In these circumstances, Napoleon's only recourse was to rearm, and he did so with all his extraordinary talent for organization, a talent that the passage of time had not diminished. The army he inherited from the Bourbons was brought back up to full strength, the previous year's conscripts were recalled, the National Guard was mobilized, the mass production of muskets began, and all available horses were either bought or confiscated; as a result, French treasury reserves were consumed in a few weeks' time, and financing had to be extorted from reluctant banks. Even with their help, however, the emperor could not hope to be successful in opposing the four armies that were about to invade France; he had tried to accomplish such a feat a year before, when his resources were decidedly more extensive, and things had not turned out well for him. His only hope was to beat his opponents to the punch.

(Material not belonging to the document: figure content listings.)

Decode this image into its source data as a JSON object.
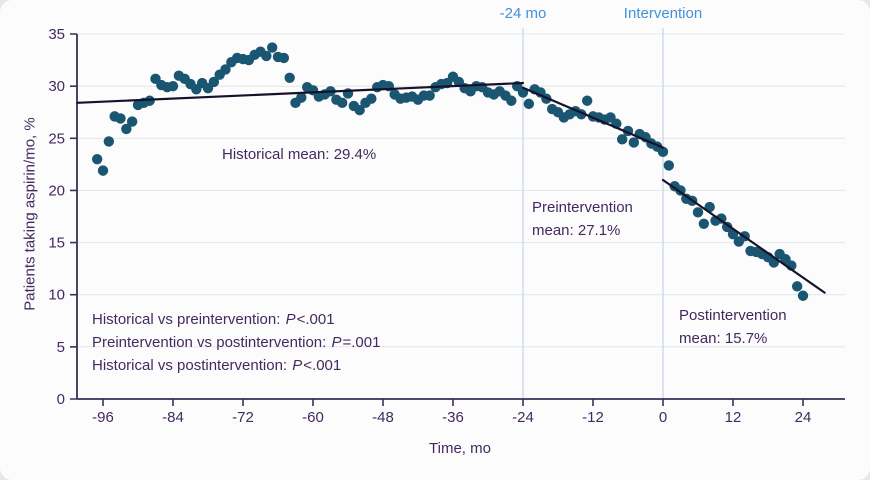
{
  "figure": {
    "reference_labels": {
      "neg24": "-24 mo",
      "intervention": "Intervention"
    },
    "annotations": {
      "historical_mean": "Historical mean: 29.4%",
      "preintervention_line1": "Preintervention",
      "preintervention_line2": "mean: 27.1%",
      "postintervention_line1": "Postintervention",
      "postintervention_line2": "mean: 15.7%"
    },
    "pvalues": [
      {
        "label": "Historical vs preintervention: ",
        "p": "P",
        "value": "<.001"
      },
      {
        "label": "Preintervention vs postintervention: ",
        "p": "P",
        "value": "=.001"
      },
      {
        "label": "Historical vs postintervention: ",
        "p": "P",
        "value": "<.001"
      }
    ],
    "colors": {
      "point": "#1a5572",
      "trend_line": "#17122b",
      "axis": "#3b2f55",
      "text": "#432a5e",
      "reference_label": "#4392d6",
      "reference_line": "#ccd9e8",
      "gridline": "#e4e7eb",
      "background": "#fcfcfd"
    }
  },
  "chart_data": {
    "type": "scatter",
    "title": "",
    "xlabel": "Time, mo",
    "ylabel": "Patients taking aspirin/mo, %",
    "x_ticks": [
      -96,
      -84,
      -72,
      -60,
      -48,
      -36,
      -24,
      -12,
      0,
      12,
      24
    ],
    "y_ticks": [
      0,
      5,
      10,
      15,
      20,
      25,
      30,
      35
    ],
    "x_domain": [
      -100.4,
      31.2
    ],
    "ylim": [
      0,
      35
    ],
    "grid": "horizontal",
    "legend": "none",
    "reference_lines": [
      {
        "x": -24,
        "label": "-24 mo"
      },
      {
        "x": 0,
        "label": "Intervention"
      }
    ],
    "means": {
      "historical": 29.4,
      "preintervention": 27.1,
      "postintervention": 15.7
    },
    "trend_segments": [
      {
        "name": "historical",
        "x1": -100.4,
        "y1": 28.4,
        "x2": -24,
        "y2": 30.3
      },
      {
        "name": "preintervention",
        "x1": -24,
        "y1": 29.85,
        "x2": 0,
        "y2": 24.1
      },
      {
        "name": "postintervention",
        "x1": 0,
        "y1": 21.0,
        "x2": 27.7,
        "y2": 10.2
      }
    ],
    "points": [
      [
        -97,
        23.0
      ],
      [
        -96,
        21.9
      ],
      [
        -95,
        24.7
      ],
      [
        -94,
        27.1
      ],
      [
        -93,
        26.9
      ],
      [
        -92,
        25.9
      ],
      [
        -91,
        26.6
      ],
      [
        -90,
        28.2
      ],
      [
        -89,
        28.4
      ],
      [
        -88,
        28.6
      ],
      [
        -87,
        30.7
      ],
      [
        -86,
        30.1
      ],
      [
        -85,
        29.9
      ],
      [
        -84,
        30.0
      ],
      [
        -83,
        31.0
      ],
      [
        -82,
        30.7
      ],
      [
        -81,
        30.2
      ],
      [
        -80,
        29.7
      ],
      [
        -79,
        30.3
      ],
      [
        -78,
        29.8
      ],
      [
        -77,
        30.4
      ],
      [
        -76,
        31.1
      ],
      [
        -75,
        31.6
      ],
      [
        -74,
        32.3
      ],
      [
        -73,
        32.7
      ],
      [
        -72,
        32.6
      ],
      [
        -71,
        32.5
      ],
      [
        -70,
        33.0
      ],
      [
        -69,
        33.3
      ],
      [
        -68,
        32.9
      ],
      [
        -67,
        33.7
      ],
      [
        -66,
        32.8
      ],
      [
        -65,
        32.7
      ],
      [
        -64,
        30.8
      ],
      [
        -63,
        28.4
      ],
      [
        -62,
        28.9
      ],
      [
        -61,
        29.9
      ],
      [
        -60,
        29.6
      ],
      [
        -59,
        29.0
      ],
      [
        -58,
        29.2
      ],
      [
        -57,
        29.5
      ],
      [
        -56,
        28.7
      ],
      [
        -55,
        28.4
      ],
      [
        -54,
        29.3
      ],
      [
        -53,
        28.1
      ],
      [
        -52,
        27.7
      ],
      [
        -51,
        28.4
      ],
      [
        -50,
        28.8
      ],
      [
        -49,
        29.9
      ],
      [
        -48,
        30.1
      ],
      [
        -47,
        30.0
      ],
      [
        -46,
        29.2
      ],
      [
        -45,
        28.8
      ],
      [
        -44,
        28.9
      ],
      [
        -43,
        29.0
      ],
      [
        -42,
        28.7
      ],
      [
        -41,
        29.1
      ],
      [
        -40,
        29.1
      ],
      [
        -39,
        29.9
      ],
      [
        -38,
        30.2
      ],
      [
        -37,
        30.3
      ],
      [
        -36,
        30.9
      ],
      [
        -35,
        30.4
      ],
      [
        -34,
        29.8
      ],
      [
        -33,
        29.5
      ],
      [
        -32,
        30.0
      ],
      [
        -31,
        29.9
      ],
      [
        -30,
        29.4
      ],
      [
        -29,
        29.2
      ],
      [
        -28,
        29.5
      ],
      [
        -27,
        29.1
      ],
      [
        -26,
        28.6
      ],
      [
        -25,
        30.0
      ],
      [
        -24,
        29.4
      ],
      [
        -23,
        28.3
      ],
      [
        -22,
        29.7
      ],
      [
        -21,
        29.4
      ],
      [
        -20,
        28.8
      ],
      [
        -19,
        27.8
      ],
      [
        -18,
        27.5
      ],
      [
        -17,
        27.0
      ],
      [
        -16,
        27.3
      ],
      [
        -15,
        27.6
      ],
      [
        -14,
        27.3
      ],
      [
        -13,
        28.6
      ],
      [
        -12,
        27.1
      ],
      [
        -11,
        27.0
      ],
      [
        -10,
        26.8
      ],
      [
        -9,
        27.0
      ],
      [
        -8,
        26.4
      ],
      [
        -7,
        24.9
      ],
      [
        -6,
        25.7
      ],
      [
        -5,
        24.6
      ],
      [
        -4,
        25.4
      ],
      [
        -3,
        25.1
      ],
      [
        -2,
        24.5
      ],
      [
        -1,
        24.2
      ],
      [
        0,
        23.7
      ],
      [
        1,
        22.4
      ],
      [
        2,
        20.4
      ],
      [
        3,
        20.0
      ],
      [
        4,
        19.2
      ],
      [
        5,
        19.0
      ],
      [
        6,
        17.9
      ],
      [
        7,
        16.8
      ],
      [
        8,
        18.4
      ],
      [
        9,
        17.1
      ],
      [
        10,
        17.3
      ],
      [
        11,
        16.5
      ],
      [
        12,
        15.8
      ],
      [
        13,
        15.1
      ],
      [
        14,
        15.6
      ],
      [
        15,
        14.2
      ],
      [
        16,
        14.1
      ],
      [
        17,
        13.9
      ],
      [
        18,
        13.6
      ],
      [
        19,
        13.1
      ],
      [
        20,
        13.9
      ],
      [
        21,
        13.4
      ],
      [
        22,
        12.8
      ],
      [
        23,
        10.8
      ],
      [
        24,
        9.9
      ]
    ]
  }
}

Even though the training period for new conscripts could be reduced, in times of emergency, to a few weeks, the armies of the day still required several months to equip their forces properly and put themselves on a war footing. As spring drew to an end, only two of the four invading armies had assembled on the borders of France. The one commanded by the Duke of Wellington included, along with its British contingent, troops from the Low Countries and from various German principalities; the other army was Prussian, commanded by the elderly field marshal Gebhard Leberecht von Blucher. Considered alone, each of these two armies was weaker than the Armee du Nord, which Napoleon had assigned to defend his northern border. If the emperor could manage to attack them separately, therefore, he had a good chance of defeating them.

A quartered army awaiting the start of military operations occupied a vast amount of territory. Soldiers were lodged with civilians, who were legally obligated to provide the troops with room and board, and it was indispensable to spread out such a great number of men and horses if they were to obtain proper food and shelter. In early June, Wellington's and Blucher's armies were quartered over nearly all of Belgium, one in the northwest and one in the southeast. Calculating that each of these generals would need at least two or three days to concentrate his forces and give battle under optimum conditions, the emperor planned to make a surprise advance between the two armies and destroy the first one he came upon before the other could intervene. Obviously, secrecy was indispensable to the success of Napoleon's plan: In the first days of June, he closed the borders and ordered that not one man, not one carriage, not one letter should exit France. Then, very swiftly, he concentrated the Armee du Nord close to the Belgian border, and at dawn on June 15 the first cavalry patrols crossed over into enemy territory, followed at once by long columns of infantry. Thus began the Waterloo campaign, which survivors from both sides—all equally convinced of having striven in a just cause—would later consider, in the words of an English officer, "a terrible fight fought for a terrible stake: freedom or slavery to Europe."